Он услышал шорох за спиной. Краем глаза увидел, что в кабинет вошла Нюра.

– Вы уже закончили допрос свидетеля, Эсмеральда Вагиновна?

– Почему ты интересуешься, дорогая?

– Так это же Боря, мой соученик. Я всегда ему симпатизировала.

– Симпатизировала. Это было когда-то. Теперь ты замужняя дама. Твой муж работает в таком солидном учреждении. Иди сюда, Нюра, еще ближе.

Борис почувствовал, как Нюра запустила пальцы в его шевелюру.

– Не останавливайтесь, Борис Илларионович, не останавливайтесь, – услышал он голос «мадам дознавательницы».

Приподняв на мгновение голову, он заметил, что Эсмеральда Вагиновна расстегнула кофточку Нюры и принялась ласкать ее красивую грудь. Нюра закатывала глаза и поощрительно гладила волосы Бориса.

– Как я поняла, вы разрешили ему сделать чистосердечное признание, – сдавленным голосом спросила Нюра. – Это для него хорошо?

– В самое неподходящее время… Хорошо ли для него?

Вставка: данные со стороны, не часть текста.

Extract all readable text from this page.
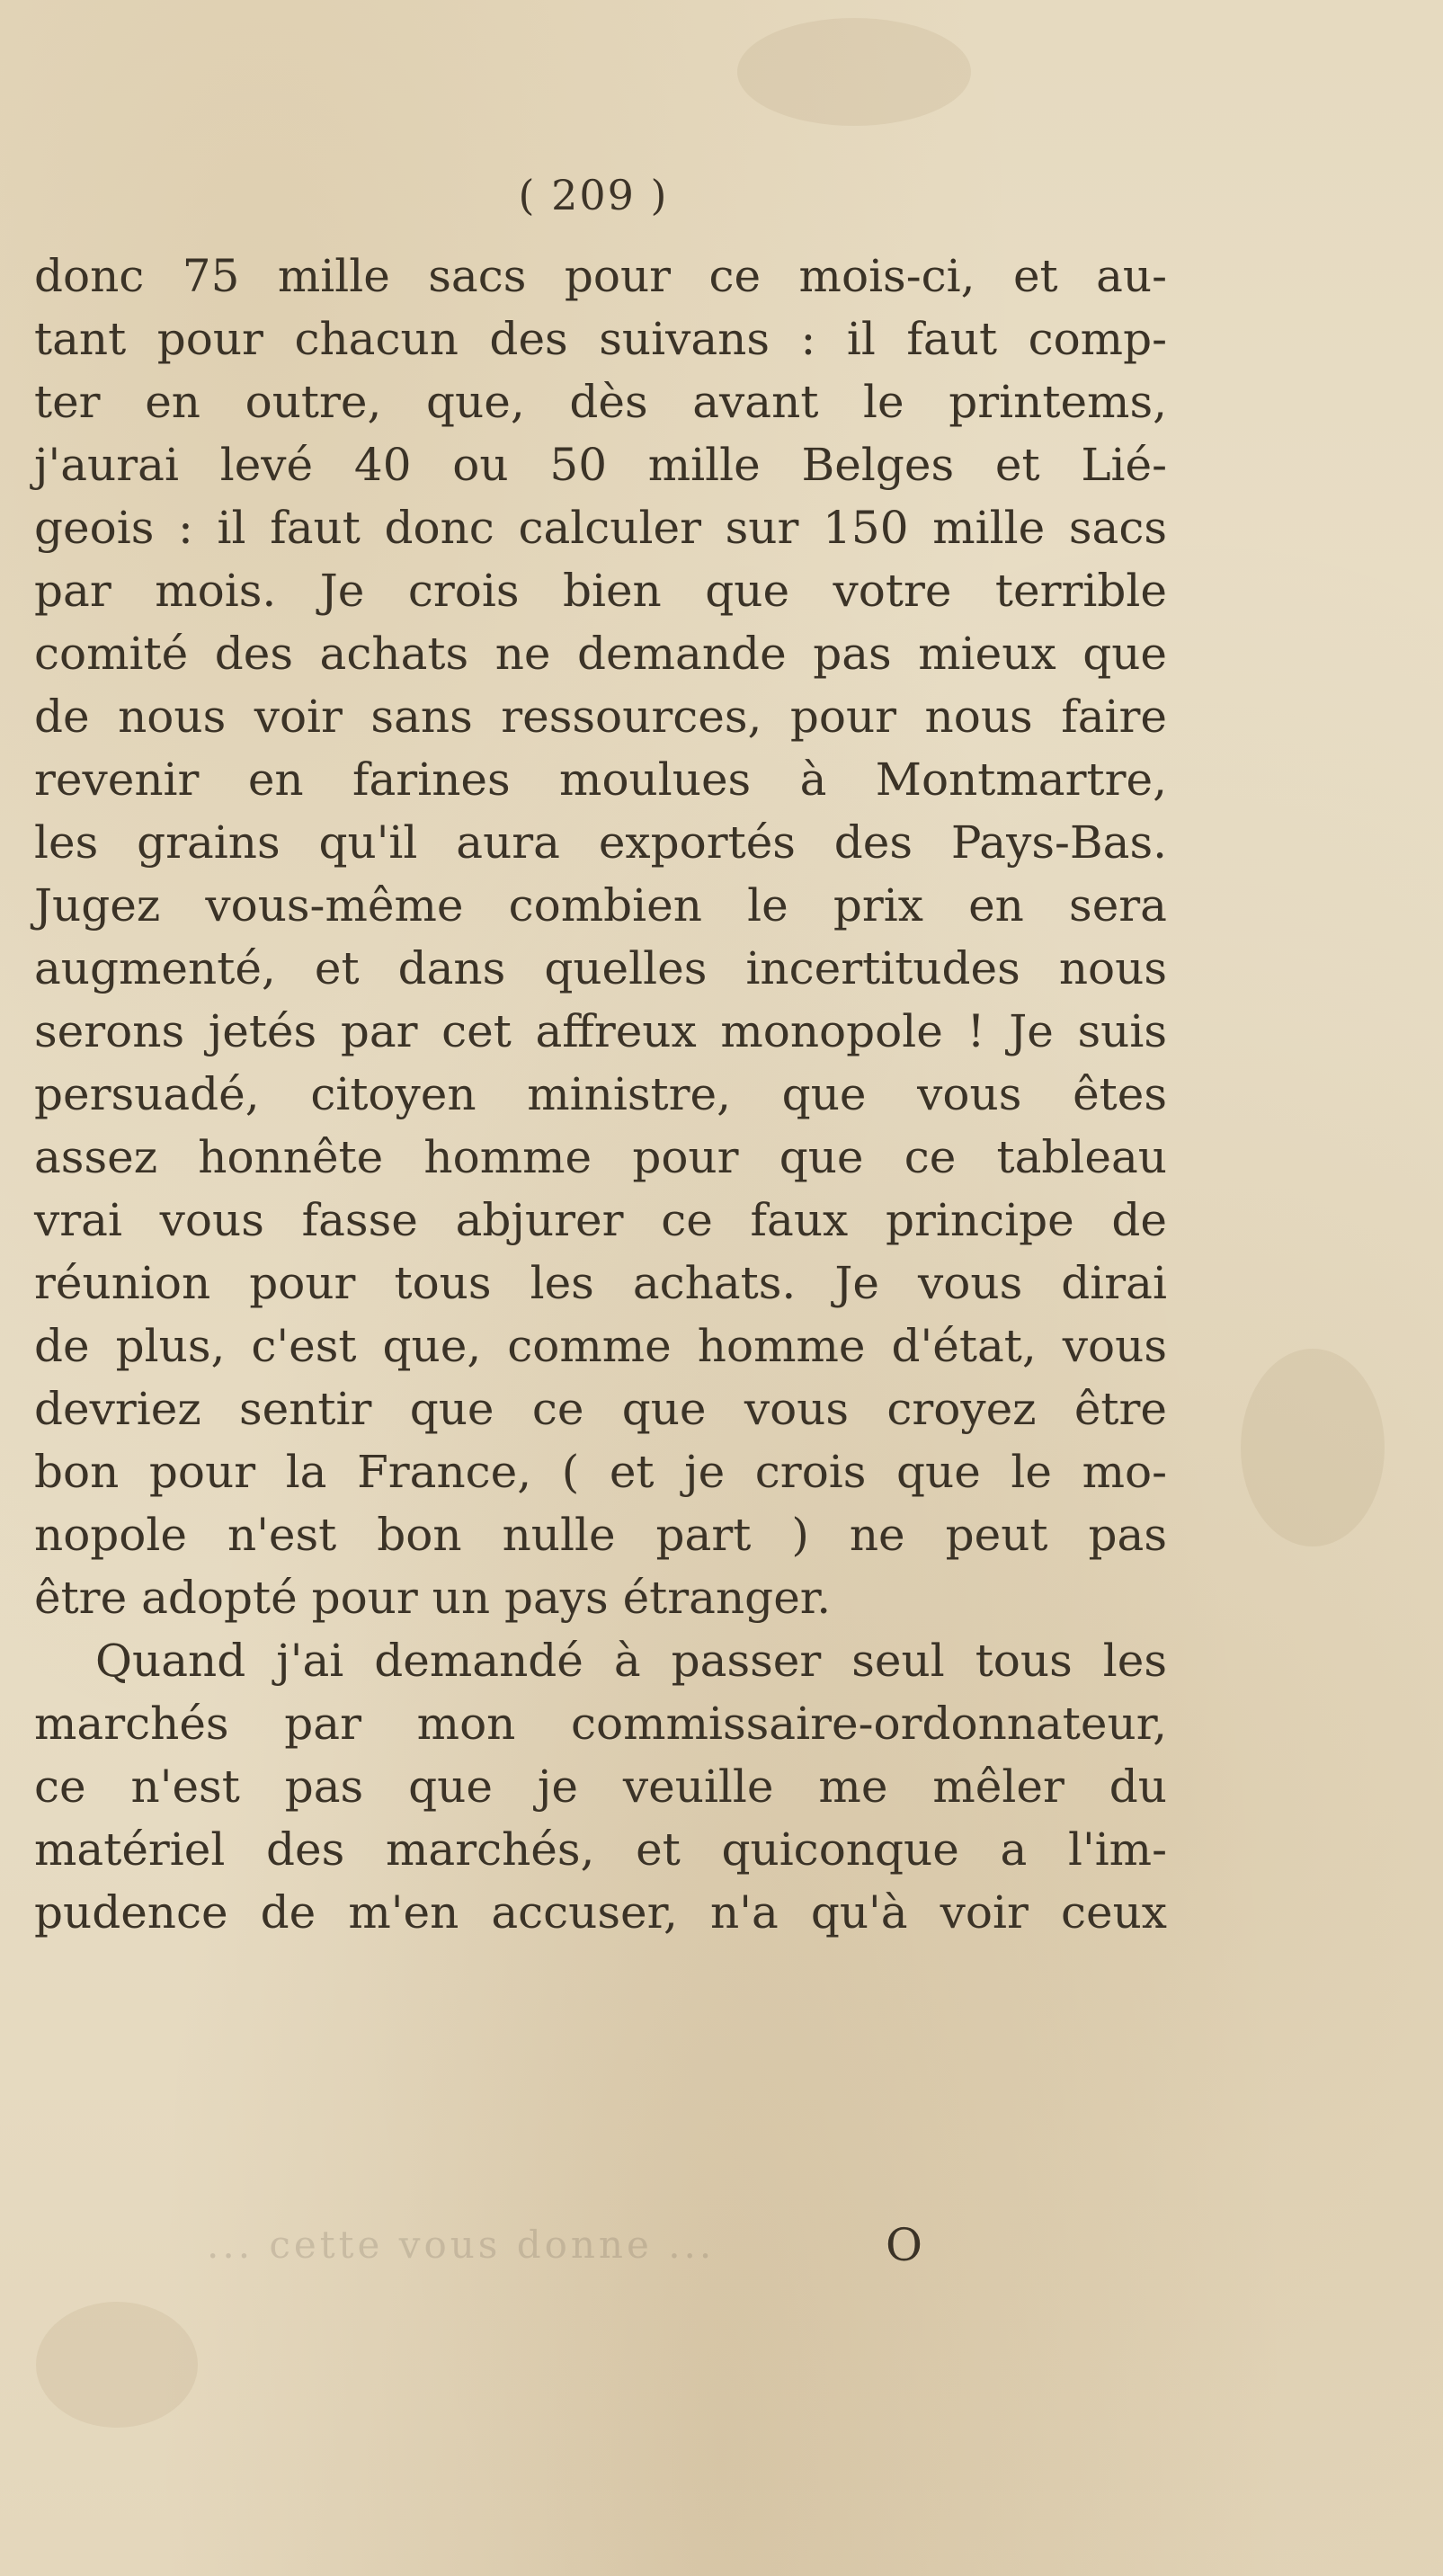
( 209 )
donc 75 mille sacs pour ce mois-ci, et au-
tant pour chacun des suivans : il faut comp-
ter en outre, que, dès avant le printems,
j'aurai levé 40 ou 50 mille Belges et Lié-
geois : il faut donc calculer sur 150 mille sacs
par mois. Je crois bien que votre terrible
comité des achats ne demande pas mieux que
de nous voir sans ressources, pour nous faire
revenir en farines moulues à Montmartre,
les grains qu'il aura exportés des Pays-Bas.
Jugez vous-même combien le prix en sera
augmenté, et dans quelles incertitudes nous
serons jetés par cet affreux monopole ! Je suis
persuadé, citoyen ministre, que vous êtes
assez honnête homme pour que ce tableau
vrai vous fasse abjurer ce faux principe de
réunion pour tous les achats. Je vous dirai
de plus, c'est que, comme homme d'état, vous
devriez sentir que ce que vous croyez être
bon pour la France, ( et je crois que le mo-
nopole n'est bon nulle part ) ne peut pas
être adopté pour un pays étranger.
Quand j'ai demandé à passer seul tous les
marchés par mon commissaire-ordonnateur,
ce n'est pas que je veuille me mêler du
matériel des marchés, et quiconque a l'im-
pudence de m'en accuser, n'a qu'à voir ceux
... cette vous donne ...	O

Я бы так не сказала. То, что опоздал и не было допроса, это ему в минус. Начальство посмотрит на это без одобрения.

– Так, может, для него лучше, если все-таки провести допрос?

– Время ушло, люди разошлись. Ты знаешь, у нас принято, чтобы на допросе была комиссия. Не меньше ста человек.

– Вы же знаете, все можно изменить. Я хотела бы помочь Борису. Он у нас был самый перспективный. Разрешите начать все сначала.